Un simple fallo de traducción al inglés ("canali" se convirtió en "canals", que designa las acequias o construcciones hechas por la mano del hombre, en oposición a la correcta de "channels", referida a los de origen natural) dio la salida a una histeria marciana sin precedentes. Percival Lowell, un acaudalado aficionado a la astronomía, se obsesionó tanto por el tema que financió la construcción de un observatorio en Arizona sólo para examinar Marte.
Lowell escribió sobre formidables construcciones de ingeniería que llevaban agua de los casquetes polares a otras zonas áridas del planeta
A pesar de la insuficiencia de los medios de la época, Lowell fue capaz de escribir tres libros superventas (Mars, 1895; Mars and its canals, 1906 y Mars as the Abode of Life, 1908), donde partía de las observaciones de Schiaparelli para pintar un Marte que bullía de vida y actividad. Hizo un completo mapa de los canales, para él formidables construcciones de ingeniería que llevaban agua de los casquetes polares a otras zonas áridas del planeta (era la época de la construcción de los canales de Suez y Panamá), y hasta llegó a afirmar que el color rojizo del astro se debe a la peculiar vegetación de esa tonalidad que lo cubre.
Cuando el prestigioso astrónomo francés Camille Flammarion se unió a la fiesta, llegando a proponer formas de comunicación con los seres inteligentes que, sin ninguna duda, habitaban Marte, la riada ya era incontenible, a pesar de que algún que otro osado astrónomo afirmaba no haber visto ni la más remota huella de canales. No importaba: sus descripciones del planeta y sus habitantes marcarán la imagen popular que a partir de entonces se tendrá de los marcianos. Y de H.G. Wells a Ray Bradbury, de Edgar Rice Burroughs a Robert Heinlein, hasta mediados del siglo XX persistirá la idea de un Marte habitado y surcado por grandes obras de ingeniería que luchaban contra su lenta agonía.

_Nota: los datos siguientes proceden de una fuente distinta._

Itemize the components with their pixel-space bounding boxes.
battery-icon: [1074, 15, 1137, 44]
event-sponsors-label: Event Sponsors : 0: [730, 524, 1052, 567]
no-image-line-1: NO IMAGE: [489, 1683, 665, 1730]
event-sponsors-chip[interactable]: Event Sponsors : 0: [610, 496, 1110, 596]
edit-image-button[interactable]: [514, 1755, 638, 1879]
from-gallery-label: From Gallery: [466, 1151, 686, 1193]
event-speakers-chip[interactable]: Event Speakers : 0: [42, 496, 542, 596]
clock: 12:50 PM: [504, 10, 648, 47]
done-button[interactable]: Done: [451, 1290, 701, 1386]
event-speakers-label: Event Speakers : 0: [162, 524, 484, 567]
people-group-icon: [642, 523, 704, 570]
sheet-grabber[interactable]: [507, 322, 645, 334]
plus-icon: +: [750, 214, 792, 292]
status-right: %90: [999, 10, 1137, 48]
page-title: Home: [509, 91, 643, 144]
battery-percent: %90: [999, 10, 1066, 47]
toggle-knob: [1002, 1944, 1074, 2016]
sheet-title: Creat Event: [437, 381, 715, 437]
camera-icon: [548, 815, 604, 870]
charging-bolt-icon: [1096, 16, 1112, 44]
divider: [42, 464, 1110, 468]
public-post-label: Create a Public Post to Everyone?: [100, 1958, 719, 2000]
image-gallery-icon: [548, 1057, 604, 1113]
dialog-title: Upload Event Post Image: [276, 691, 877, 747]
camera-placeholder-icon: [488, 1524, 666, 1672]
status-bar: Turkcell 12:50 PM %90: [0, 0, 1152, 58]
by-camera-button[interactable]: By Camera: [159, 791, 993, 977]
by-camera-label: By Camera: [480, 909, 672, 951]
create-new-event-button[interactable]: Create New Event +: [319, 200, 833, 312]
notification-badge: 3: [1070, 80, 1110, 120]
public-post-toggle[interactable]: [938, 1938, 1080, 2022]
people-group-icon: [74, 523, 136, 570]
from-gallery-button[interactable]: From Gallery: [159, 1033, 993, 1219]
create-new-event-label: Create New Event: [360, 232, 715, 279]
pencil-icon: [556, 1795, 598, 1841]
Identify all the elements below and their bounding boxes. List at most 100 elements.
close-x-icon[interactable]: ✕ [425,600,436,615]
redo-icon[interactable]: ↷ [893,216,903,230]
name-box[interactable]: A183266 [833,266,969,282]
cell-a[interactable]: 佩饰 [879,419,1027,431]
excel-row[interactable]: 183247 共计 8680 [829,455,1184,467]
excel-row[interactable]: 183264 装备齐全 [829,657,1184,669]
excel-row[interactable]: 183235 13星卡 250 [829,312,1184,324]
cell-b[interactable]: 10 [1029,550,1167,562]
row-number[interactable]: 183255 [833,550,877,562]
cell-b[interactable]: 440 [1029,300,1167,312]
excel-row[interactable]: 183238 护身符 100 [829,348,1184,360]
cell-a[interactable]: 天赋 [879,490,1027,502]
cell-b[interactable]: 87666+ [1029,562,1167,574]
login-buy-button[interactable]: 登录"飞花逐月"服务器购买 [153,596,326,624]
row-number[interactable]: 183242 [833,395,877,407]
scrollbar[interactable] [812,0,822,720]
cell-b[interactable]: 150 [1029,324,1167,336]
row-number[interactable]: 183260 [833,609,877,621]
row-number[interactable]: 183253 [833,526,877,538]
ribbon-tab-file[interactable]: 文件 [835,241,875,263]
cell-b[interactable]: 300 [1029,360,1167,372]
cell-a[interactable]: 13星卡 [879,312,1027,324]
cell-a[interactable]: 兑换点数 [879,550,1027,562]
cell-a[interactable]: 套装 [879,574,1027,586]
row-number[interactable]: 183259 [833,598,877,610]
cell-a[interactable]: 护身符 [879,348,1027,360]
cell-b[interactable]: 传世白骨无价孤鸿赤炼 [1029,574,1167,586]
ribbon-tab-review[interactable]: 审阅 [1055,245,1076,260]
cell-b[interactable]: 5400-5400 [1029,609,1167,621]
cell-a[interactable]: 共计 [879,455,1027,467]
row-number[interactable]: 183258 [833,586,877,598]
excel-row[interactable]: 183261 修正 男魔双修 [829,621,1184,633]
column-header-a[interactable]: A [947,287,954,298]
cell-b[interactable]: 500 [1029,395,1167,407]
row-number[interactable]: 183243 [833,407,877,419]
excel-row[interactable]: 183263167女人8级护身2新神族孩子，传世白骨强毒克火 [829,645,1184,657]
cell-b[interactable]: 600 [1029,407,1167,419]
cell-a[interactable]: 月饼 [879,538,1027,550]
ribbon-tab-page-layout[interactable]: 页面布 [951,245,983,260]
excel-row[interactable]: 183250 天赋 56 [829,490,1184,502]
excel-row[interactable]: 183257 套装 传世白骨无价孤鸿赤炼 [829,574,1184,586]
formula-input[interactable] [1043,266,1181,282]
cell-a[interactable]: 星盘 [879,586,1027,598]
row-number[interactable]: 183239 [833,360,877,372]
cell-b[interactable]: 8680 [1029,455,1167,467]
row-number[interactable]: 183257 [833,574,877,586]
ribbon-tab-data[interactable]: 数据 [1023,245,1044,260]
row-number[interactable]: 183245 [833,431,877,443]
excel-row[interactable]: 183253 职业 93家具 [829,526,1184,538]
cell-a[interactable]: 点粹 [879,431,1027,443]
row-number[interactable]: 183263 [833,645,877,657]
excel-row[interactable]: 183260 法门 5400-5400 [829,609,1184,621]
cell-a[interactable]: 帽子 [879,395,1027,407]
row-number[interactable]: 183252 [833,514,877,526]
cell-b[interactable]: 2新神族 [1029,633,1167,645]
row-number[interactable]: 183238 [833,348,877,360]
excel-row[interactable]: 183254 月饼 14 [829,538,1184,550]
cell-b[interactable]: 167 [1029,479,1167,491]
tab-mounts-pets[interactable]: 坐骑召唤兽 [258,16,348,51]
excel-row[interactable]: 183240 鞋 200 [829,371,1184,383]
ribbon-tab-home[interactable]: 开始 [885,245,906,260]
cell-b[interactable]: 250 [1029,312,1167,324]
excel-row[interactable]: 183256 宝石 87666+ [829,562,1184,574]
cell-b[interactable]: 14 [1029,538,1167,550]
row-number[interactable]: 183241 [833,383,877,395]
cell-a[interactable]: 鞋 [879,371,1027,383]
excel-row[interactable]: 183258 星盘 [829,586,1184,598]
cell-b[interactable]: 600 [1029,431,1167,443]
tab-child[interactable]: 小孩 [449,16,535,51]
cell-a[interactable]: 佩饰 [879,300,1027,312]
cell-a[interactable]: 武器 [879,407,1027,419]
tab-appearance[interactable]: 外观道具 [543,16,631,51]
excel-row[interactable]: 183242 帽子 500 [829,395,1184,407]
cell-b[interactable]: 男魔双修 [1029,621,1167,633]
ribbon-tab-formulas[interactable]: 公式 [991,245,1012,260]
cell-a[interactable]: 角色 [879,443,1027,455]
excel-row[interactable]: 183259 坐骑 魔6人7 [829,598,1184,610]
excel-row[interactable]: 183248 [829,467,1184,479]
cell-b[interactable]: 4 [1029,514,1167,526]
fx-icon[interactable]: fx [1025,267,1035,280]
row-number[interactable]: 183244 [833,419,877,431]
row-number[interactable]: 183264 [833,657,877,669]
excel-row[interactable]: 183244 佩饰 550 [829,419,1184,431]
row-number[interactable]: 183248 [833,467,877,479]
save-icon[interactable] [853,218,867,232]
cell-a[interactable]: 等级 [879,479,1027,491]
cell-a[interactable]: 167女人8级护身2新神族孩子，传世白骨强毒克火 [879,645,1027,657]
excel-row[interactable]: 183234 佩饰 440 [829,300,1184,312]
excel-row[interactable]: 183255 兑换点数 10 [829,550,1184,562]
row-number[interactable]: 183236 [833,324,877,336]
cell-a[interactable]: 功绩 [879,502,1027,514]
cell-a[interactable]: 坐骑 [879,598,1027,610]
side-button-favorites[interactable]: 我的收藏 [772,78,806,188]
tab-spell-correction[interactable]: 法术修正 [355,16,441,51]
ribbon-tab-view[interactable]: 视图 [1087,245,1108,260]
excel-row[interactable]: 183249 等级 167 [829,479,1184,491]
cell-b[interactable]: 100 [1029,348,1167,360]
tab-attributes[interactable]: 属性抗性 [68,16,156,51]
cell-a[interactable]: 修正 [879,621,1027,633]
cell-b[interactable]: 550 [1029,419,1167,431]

En ese contexto, que llenaba las páginas de la prensa seria, en que nombres como Edison, Marconi o lord Kelvin eran invitados a debatir sobre la mejor forma de comunicarnos con Marte (desde usar miles de fogatas hasta cubrir los desiertos con espejos), no es extraño que el premio Pierre Guzman, creado para reconocer el primer contacto interplanetario, dejara fuera de sus bases, explícitamente, a Marte. Se consideraba tan fácil contactar con él que no tenía mérito. Y es por eso por lo que, en 1899, el científico Nikola Tesla atribuyó a un origen marciano la señal rítmica que había captado en su estación experimental de Colorado ¿Qué otra cosa podía ser si no?